今回のケレンディア®の適応拡大に関する承認申請は、日本人を含む非糖尿病性CKD患者約1,500人以上を対象とした国際共同第Ⅲ相臨床試験FIND-CKDのデータを用いて行いました。同試験においてケレンディア®を標準治療に上乗せ投与した場合、主要評価項目を達成して腎機能の低下を有意に遅らせるとともに、主要な副次評価項目である心腎複合エンドポイント[腎不全、57%以上の持続的な推算糸球体濾過量(eGFR)低下、心不全による入院または心血管死]の発現リスクを有意に低下させることが示されました。また、同試験におけるケレンディア®の忍容性は良好で、既知の安全性プロファイルと一貫していました。本試験データは、第63回欧州腎臓学会(ERA)学術集会2026で2026年6月に発表され、医学誌ニューイングランド・ジャーナル・オブ・メディシンに同時掲載されました1。
非ステロイド型選択的MRAであるケレンディア®は、ミネラルコルチコイド受容体(MR)経路を標的とし、MRの過剰活性化による悪影響を抑制することが示されています。MRの過剰活性化は、糖尿病性および非糖尿病性CKDに共通する病態経路であり、炎症、線維化およびCKDの進行を促進します。
CKDは、日本において患者数約2,000万人(成人の5人に1人)と推定される重要な健康課題です2。CKDでは腎機能の低下が進行するだけでなく、心血管疾患の発症リスクも高まることが知られており、心臓と腎臓を包括的に保護する重要性が高まっています。CKDの原因疾患は多岐にわたり、糖尿病を伴わない非糖尿病性CKDには、高血圧性腎硬化症や慢性糸球体腎炎などさまざまな疾患が含まれています。非糖尿病性CKDでは、現在の標準治療下においても腎疾患の進行や心血管リスクが依然として課題であり、新たな治療選択肢に対するニーズが存在しています。
心血管疾患、腎疾患、代謝疾患は互いに影響し合い、悪循環を引き起こすことが注目されています。バイエル薬品は、ケレンディア®が心・腎・代謝(CKM)症候群の患者さんに対する標準治療薬として心臓・腎臓を守ることを目指しており、CKM症候群の患者さんにおけるアンメットメディカルニーズの解決に取り組んでまいります。
【ケレンディア®(フィネレノン)について】
ケレンディア®(一般名:フィネレノン)は、ドイツ・バイエル社が創製した1日1回経口投与の非ステロイド型選択的MRAです。ケレンディア®は、MRの過剰活性化による悪影響を抑制することが示されています。MRの過剰活性化は、代謝、血行動態、炎症や線維化の要因によって引き起こされる可能性のあるCKDの進行や心血管障害に関与します。

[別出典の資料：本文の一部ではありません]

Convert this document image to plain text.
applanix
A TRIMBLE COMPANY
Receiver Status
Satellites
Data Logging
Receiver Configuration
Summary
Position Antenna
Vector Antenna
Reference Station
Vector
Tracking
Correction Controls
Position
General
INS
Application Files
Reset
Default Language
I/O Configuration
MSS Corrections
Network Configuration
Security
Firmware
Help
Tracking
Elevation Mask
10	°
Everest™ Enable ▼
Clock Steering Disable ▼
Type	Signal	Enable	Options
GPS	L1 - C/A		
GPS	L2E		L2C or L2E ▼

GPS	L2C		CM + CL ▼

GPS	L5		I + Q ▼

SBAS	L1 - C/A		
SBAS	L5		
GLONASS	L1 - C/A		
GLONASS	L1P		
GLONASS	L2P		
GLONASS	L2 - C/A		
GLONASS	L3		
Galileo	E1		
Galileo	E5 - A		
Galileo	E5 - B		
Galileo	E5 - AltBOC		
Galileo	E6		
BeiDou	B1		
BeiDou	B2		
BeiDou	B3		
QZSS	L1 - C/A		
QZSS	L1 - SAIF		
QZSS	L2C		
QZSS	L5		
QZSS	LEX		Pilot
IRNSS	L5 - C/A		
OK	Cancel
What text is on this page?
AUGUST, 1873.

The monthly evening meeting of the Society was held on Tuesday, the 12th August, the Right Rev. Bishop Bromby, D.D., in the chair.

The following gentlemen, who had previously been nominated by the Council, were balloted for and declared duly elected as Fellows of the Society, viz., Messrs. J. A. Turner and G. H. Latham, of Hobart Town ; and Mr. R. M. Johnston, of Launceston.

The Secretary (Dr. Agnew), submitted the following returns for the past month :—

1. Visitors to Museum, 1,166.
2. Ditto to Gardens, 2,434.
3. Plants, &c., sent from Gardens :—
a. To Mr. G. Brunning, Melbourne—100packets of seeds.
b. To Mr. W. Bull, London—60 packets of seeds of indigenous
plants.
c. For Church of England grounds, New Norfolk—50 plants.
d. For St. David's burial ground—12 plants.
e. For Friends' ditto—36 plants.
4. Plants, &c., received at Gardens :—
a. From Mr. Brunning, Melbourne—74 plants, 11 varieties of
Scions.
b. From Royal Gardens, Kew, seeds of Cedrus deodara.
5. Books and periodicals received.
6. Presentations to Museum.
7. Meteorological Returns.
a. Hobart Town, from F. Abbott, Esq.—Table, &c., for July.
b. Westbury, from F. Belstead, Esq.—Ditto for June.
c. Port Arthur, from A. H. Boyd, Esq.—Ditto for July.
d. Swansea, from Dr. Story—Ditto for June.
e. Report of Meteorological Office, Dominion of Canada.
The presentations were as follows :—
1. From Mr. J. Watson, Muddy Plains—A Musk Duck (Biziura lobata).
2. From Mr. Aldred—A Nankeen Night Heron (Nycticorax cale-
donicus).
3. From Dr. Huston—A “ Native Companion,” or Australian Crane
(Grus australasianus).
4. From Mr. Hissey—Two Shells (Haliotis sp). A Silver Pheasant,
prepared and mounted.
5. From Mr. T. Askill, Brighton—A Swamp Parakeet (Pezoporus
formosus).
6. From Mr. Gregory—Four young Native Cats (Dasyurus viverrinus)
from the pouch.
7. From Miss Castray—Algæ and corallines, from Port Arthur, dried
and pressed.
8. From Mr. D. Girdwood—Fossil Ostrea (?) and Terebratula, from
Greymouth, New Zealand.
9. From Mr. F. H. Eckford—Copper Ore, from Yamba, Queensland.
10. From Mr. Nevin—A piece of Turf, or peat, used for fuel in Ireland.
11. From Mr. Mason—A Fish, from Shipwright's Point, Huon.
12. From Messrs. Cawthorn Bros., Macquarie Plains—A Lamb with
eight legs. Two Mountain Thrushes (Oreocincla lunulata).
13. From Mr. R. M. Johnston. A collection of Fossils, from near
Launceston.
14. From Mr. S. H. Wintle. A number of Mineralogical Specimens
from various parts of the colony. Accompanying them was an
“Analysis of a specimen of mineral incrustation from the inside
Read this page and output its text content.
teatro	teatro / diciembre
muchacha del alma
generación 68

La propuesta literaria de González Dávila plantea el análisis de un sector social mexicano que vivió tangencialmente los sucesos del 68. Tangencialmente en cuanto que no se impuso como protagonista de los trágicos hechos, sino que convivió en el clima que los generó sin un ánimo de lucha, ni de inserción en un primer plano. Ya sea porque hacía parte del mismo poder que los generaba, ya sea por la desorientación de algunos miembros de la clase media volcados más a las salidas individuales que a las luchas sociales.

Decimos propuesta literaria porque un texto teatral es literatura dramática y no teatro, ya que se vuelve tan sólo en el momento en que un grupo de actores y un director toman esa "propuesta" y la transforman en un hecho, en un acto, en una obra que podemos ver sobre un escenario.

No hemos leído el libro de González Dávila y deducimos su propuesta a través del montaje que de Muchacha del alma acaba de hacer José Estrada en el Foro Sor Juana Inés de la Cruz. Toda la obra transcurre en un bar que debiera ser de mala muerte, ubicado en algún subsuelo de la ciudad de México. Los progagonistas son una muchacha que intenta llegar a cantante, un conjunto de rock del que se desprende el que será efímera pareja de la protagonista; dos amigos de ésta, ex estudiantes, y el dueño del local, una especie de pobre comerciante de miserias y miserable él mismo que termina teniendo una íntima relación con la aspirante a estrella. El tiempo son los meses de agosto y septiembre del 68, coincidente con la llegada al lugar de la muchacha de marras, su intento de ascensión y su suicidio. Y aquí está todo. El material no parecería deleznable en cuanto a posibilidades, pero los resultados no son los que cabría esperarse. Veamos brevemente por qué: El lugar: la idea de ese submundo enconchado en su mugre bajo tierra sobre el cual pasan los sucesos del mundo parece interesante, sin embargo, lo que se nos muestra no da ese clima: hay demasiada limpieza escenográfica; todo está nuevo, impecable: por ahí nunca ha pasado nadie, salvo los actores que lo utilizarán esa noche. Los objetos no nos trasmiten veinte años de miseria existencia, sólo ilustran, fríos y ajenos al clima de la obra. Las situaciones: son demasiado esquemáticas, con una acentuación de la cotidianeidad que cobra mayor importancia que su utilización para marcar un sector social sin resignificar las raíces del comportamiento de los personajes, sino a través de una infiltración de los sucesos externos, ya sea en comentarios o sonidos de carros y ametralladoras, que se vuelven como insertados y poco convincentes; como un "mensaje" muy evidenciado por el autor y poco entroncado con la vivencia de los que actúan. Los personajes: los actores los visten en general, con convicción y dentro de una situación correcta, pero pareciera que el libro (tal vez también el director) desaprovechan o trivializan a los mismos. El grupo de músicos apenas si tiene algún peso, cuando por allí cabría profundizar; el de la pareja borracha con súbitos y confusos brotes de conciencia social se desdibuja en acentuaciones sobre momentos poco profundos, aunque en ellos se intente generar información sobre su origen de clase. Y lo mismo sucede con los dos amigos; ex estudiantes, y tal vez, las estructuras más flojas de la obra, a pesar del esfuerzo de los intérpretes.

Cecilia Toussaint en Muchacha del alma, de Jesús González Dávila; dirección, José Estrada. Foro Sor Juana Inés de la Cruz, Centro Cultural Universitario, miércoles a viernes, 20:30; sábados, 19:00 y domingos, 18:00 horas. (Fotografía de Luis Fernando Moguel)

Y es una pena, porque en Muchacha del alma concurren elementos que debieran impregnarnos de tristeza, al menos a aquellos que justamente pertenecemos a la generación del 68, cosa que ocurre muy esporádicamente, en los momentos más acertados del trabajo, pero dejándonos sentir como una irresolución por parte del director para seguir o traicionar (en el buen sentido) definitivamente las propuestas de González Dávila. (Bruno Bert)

ケレンディア®は日本において、2つの第Ⅲ相臨床試験FIDELIO-DKD、FIGARO-DKDの結果に基づき、厚生労働省より「2型糖尿病を合併する慢性腎臓病 ただし、末期腎不全又は透析施行中の患者を除く。」を効能・効果として2022年3月に承認され、同6月よりバイエル薬品が販売しています。2025年12月には、第Ⅲ相臨床試験FINEARTS-HFの結果に基づき、「慢性心不全 ただし、慢性心不全の標準的な治療を受けている患者に限る。」の効能・効果が追加承認されました。一方、グローバルでは、2型糖尿病を合併するCKDの適応は米国、欧州連合(EU)など世界100カ国以上、また、慢性心不全の適応は米国、EUなどで承認されています。
【CKDについて】
日本には約2,000万人(成人5人に1人)のCKD患者がいると推定されていますが、死に至る危険があることはあまり認識されていません。CKDの進行は静かで予測不能であり、進行するまで多くの症状は現れません。CKDが進行すると、患者さんは命をつなぐために透析や腎臓移植が必要になる場合があります。健康な腎臓は体内のフィルターとして機能し、血液から老廃物を取り除きます。また、体内の水分や電解質のバランスを調整し、血圧を調節する役割も担っています。腎機能が低下すると、患者さんには下肢のむくみ、日中の倦怠感、吐き気、筋けいれん、関節痛、混乱、集中力の低下、記憶障害など、さまざまな症状が現れる可能性があります。CKDの主な原因疾患としては、糖尿病、高血圧、糸球体疾患(IgA腎症、巣状分節性糸球体硬化症、膜性腎症など)が挙げられます。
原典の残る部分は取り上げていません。